His touch was as sure as ever. I rode up through Chandler country to a house full of genuine movie superstars, who not only thought my arrival a pleasant surprise but actually grasped, far better than anyone at Triumph seemed to, what my journey was all about.

There were other invitations, and after a while I stopped protesting about Los Angeles and began to enjoy it, until it became difficult to recall just why I had been making all that fuss.

There was a lot of work to be done on my bike. The forks were twisted, had been since Argentina. The cylinder head turned out to be fractured. The oil scavenge pipe had been knocked sideways in South Africa, so they had to get inside the crankcase, and while they were there, they replaced the crankshaft, because the head had come off one of the flywheel retaining bolts. The transmission had never given any trouble, but there were other minor irritations that needed sorting out.

One man worked on it for a week. He seemed efficient but heartless, and I could never find a way to talk about it with him. There were many questions I wanted to ask, thinking that the bike really could have been much more trouble-free than it was. In most of the poorer countries British bikes had a tremendous reputation for reliability. In the sophisticated countries like the USA it was just the reverse. The story was that Triumphs were eccentric and troublesome, and you had to buy German or Japanese if you wanted reliability.
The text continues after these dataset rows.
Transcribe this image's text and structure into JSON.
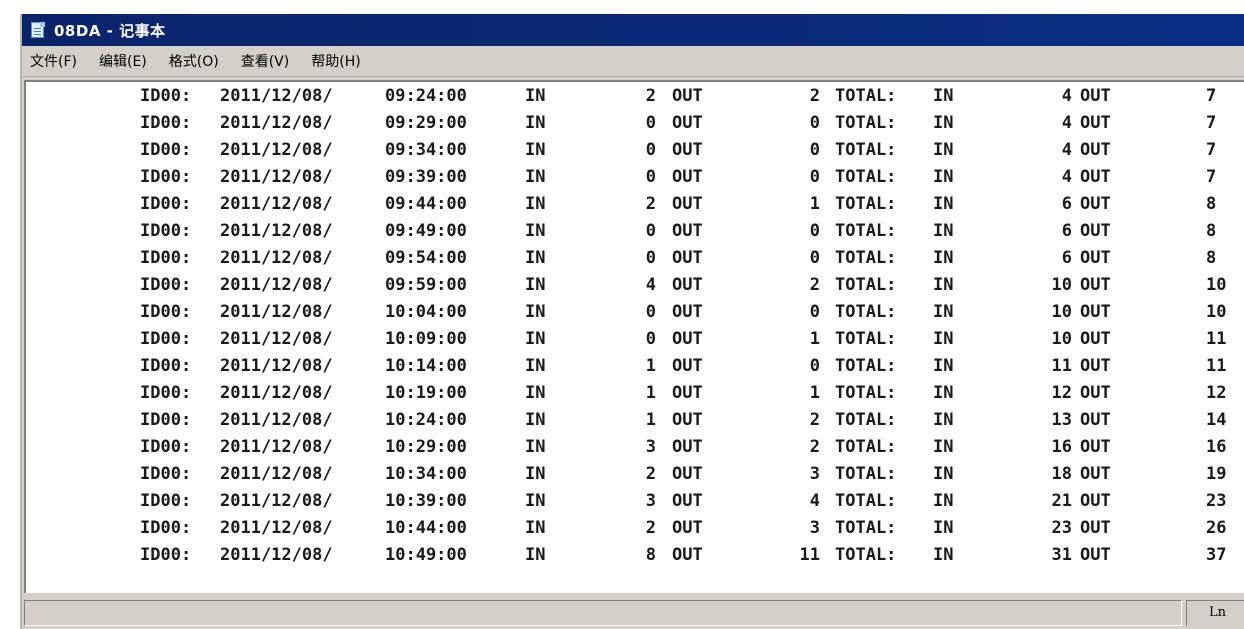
{
  "window": {
    "title": "08DA - 记事本"
  },
  "menu": [
    "文件(F)",
    "编辑(E)",
    "格式(O)",
    "查看(V)",
    "帮助(H)"
  ],
  "lines": [
    [
      "ID00:",
      "2011/12/08/",
      "09:24:00",
      "IN",
      "2",
      "OUT",
      "2",
      "TOTAL:",
      "IN",
      "4",
      "OUT",
      "7"
    ],
    [
      "ID00:",
      "2011/12/08/",
      "09:29:00",
      "IN",
      "0",
      "OUT",
      "0",
      "TOTAL:",
      "IN",
      "4",
      "OUT",
      "7"
    ],
    [
      "ID00:",
      "2011/12/08/",
      "09:34:00",
      "IN",
      "0",
      "OUT",
      "0",
      "TOTAL:",
      "IN",
      "4",
      "OUT",
      "7"
    ],
    [
      "ID00:",
      "2011/12/08/",
      "09:39:00",
      "IN",
      "0",
      "OUT",
      "0",
      "TOTAL:",
      "IN",
      "4",
      "OUT",
      "7"
    ],
    [
      "ID00:",
      "2011/12/08/",
      "09:44:00",
      "IN",
      "2",
      "OUT",
      "1",
      "TOTAL:",
      "IN",
      "6",
      "OUT",
      "8"
    ],
    [
      "ID00:",
      "2011/12/08/",
      "09:49:00",
      "IN",
      "0",
      "OUT",
      "0",
      "TOTAL:",
      "IN",
      "6",
      "OUT",
      "8"
    ],
    [
      "ID00:",
      "2011/12/08/",
      "09:54:00",
      "IN",
      "0",
      "OUT",
      "0",
      "TOTAL:",
      "IN",
      "6",
      "OUT",
      "8"
    ],
    [
      "ID00:",
      "2011/12/08/",
      "09:59:00",
      "IN",
      "4",
      "OUT",
      "2",
      "TOTAL:",
      "IN",
      "10",
      "OUT",
      "10"
    ],
    [
      "ID00:",
      "2011/12/08/",
      "10:04:00",
      "IN",
      "0",
      "OUT",
      "0",
      "TOTAL:",
      "IN",
      "10",
      "OUT",
      "10"
    ],
    [
      "ID00:",
      "2011/12/08/",
      "10:09:00",
      "IN",
      "0",
      "OUT",
      "1",
      "TOTAL:",
      "IN",
      "10",
      "OUT",
      "11"
    ],
    [
      "ID00:",
      "2011/12/08/",
      "10:14:00",
      "IN",
      "1",
      "OUT",
      "0",
      "TOTAL:",
      "IN",
      "11",
      "OUT",
      "11"
    ],
    [
      "ID00:",
      "2011/12/08/",
      "10:19:00",
      "IN",
      "1",
      "OUT",
      "1",
      "TOTAL:",
      "IN",
      "12",
      "OUT",
      "12"
    ],
    [
      "ID00:",
      "2011/12/08/",
      "10:24:00",
      "IN",
      "1",
      "OUT",
      "2",
      "TOTAL:",
      "IN",
      "13",
      "OUT",
      "14"
    ],
    [
      "ID00:",
      "2011/12/08/",
      "10:29:00",
      "IN",
      "3",
      "OUT",
      "2",
      "TOTAL:",
      "IN",
      "16",
      "OUT",
      "16"
    ],
    [
      "ID00:",
      "2011/12/08/",
      "10:34:00",
      "IN",
      "2",
      "OUT",
      "3",
      "TOTAL:",
      "IN",
      "18",
      "OUT",
      "19"
    ],
    [
      "ID00:",
      "2011/12/08/",
      "10:39:00",
      "IN",
      "3",
      "OUT",
      "4",
      "TOTAL:",
      "IN",
      "21",
      "OUT",
      "23"
    ],
    [
      "ID00:",
      "2011/12/08/",
      "10:44:00",
      "IN",
      "2",
      "OUT",
      "3",
      "TOTAL:",
      "IN",
      "23",
      "OUT",
      "26"
    ],
    [
      "ID00:",
      "2011/12/08/",
      "10:49:00",
      "IN",
      "8",
      "OUT",
      "11",
      "TOTAL:",
      "IN",
      "31",
      "OUT",
      "37"
    ]
  ],
  "status": {
    "position": "Ln"
  }
}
It seemed to me that this was mostly the result of superior marketing and propaganda from Japan in the richer markets. It had led to a situation in which dealers and mechanics were involved most of the time with Japanese machines. British bikes could only be a nuisance to them, with their archaic engineering, requiring different tools and a different approach. It suited them that British bikes had a bad reputation, because

it excused the consequences of their own sloppy work. I thought that if I had any obligation towards Triumph for the support they were giving me, it was to demonstrate that their bike really could run clean and trouble-free.
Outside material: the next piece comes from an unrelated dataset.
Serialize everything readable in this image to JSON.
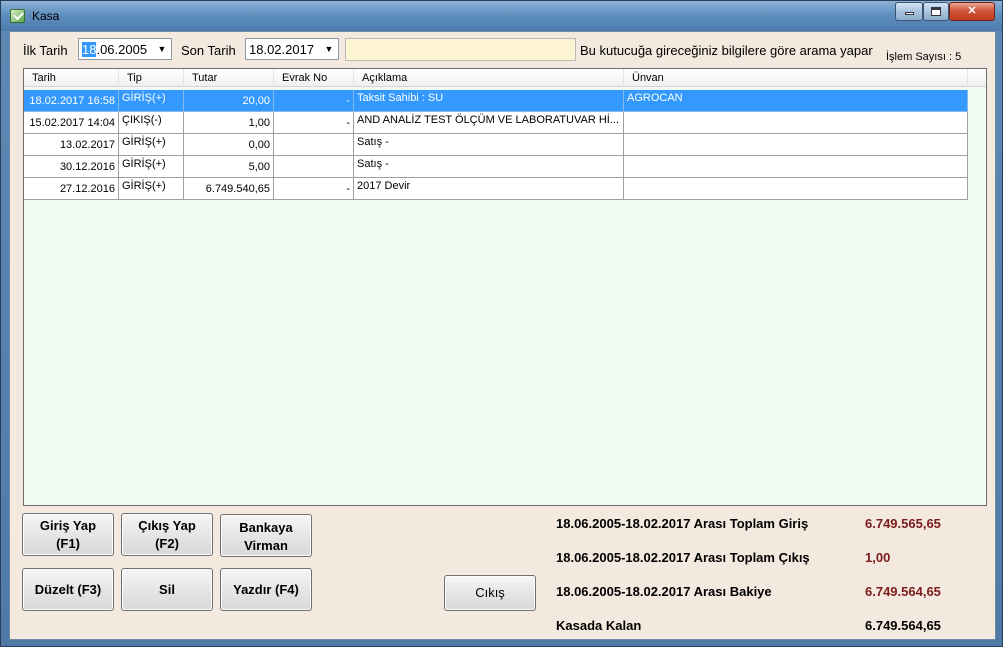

The attitude in Los Angeles was quite the opposite. They seemed ready to swallow the unreliability story whole. Their remedy was simply to replace everything and send me on my way.

'You'll never get more than ten thousand miles out of a set of pistons anyway,' they said. I found it disheartening, but plainly things had gone too far for it to be worth while objecting. The truth was that in spite of all the brisk confidence in the front office, everybody was waiting for the place to crash about their ears. And if my mechanic seemed to have lost heart, it was not surprising, for he had already got himself a new job with Yamaha.

So I took what was offered and said thank you. They pretended to believe in me, and I pretended to believe in them. I thought they were nice people, and I think they liked me, but it was too late to do any good. Nobody wanted to know any more.

I left Los Angeles eventually with a bike set up to carry much more stuff. Ken Craven had written to me offering me new boxes and Dick Pierce in LA fitted me out with a rack and much bigger top box than I had had before. I had abandoned the old rack in Johannesburg, and I had slung the side boxes directly on the frame. I told Dick how the old rack had fractured on the way to Nairobi and that the side struts had been too feeble, and he said they would reinforce the system support for me and put on much stronger struts. It was a very fine rig in the end, offering a lot more capacity. I kept the single saddle, with the leather cover I had made myself in Argentina, and the hole burned in the back of it by my petrol stove when I had been cooking rice at Ipiales with Bruno.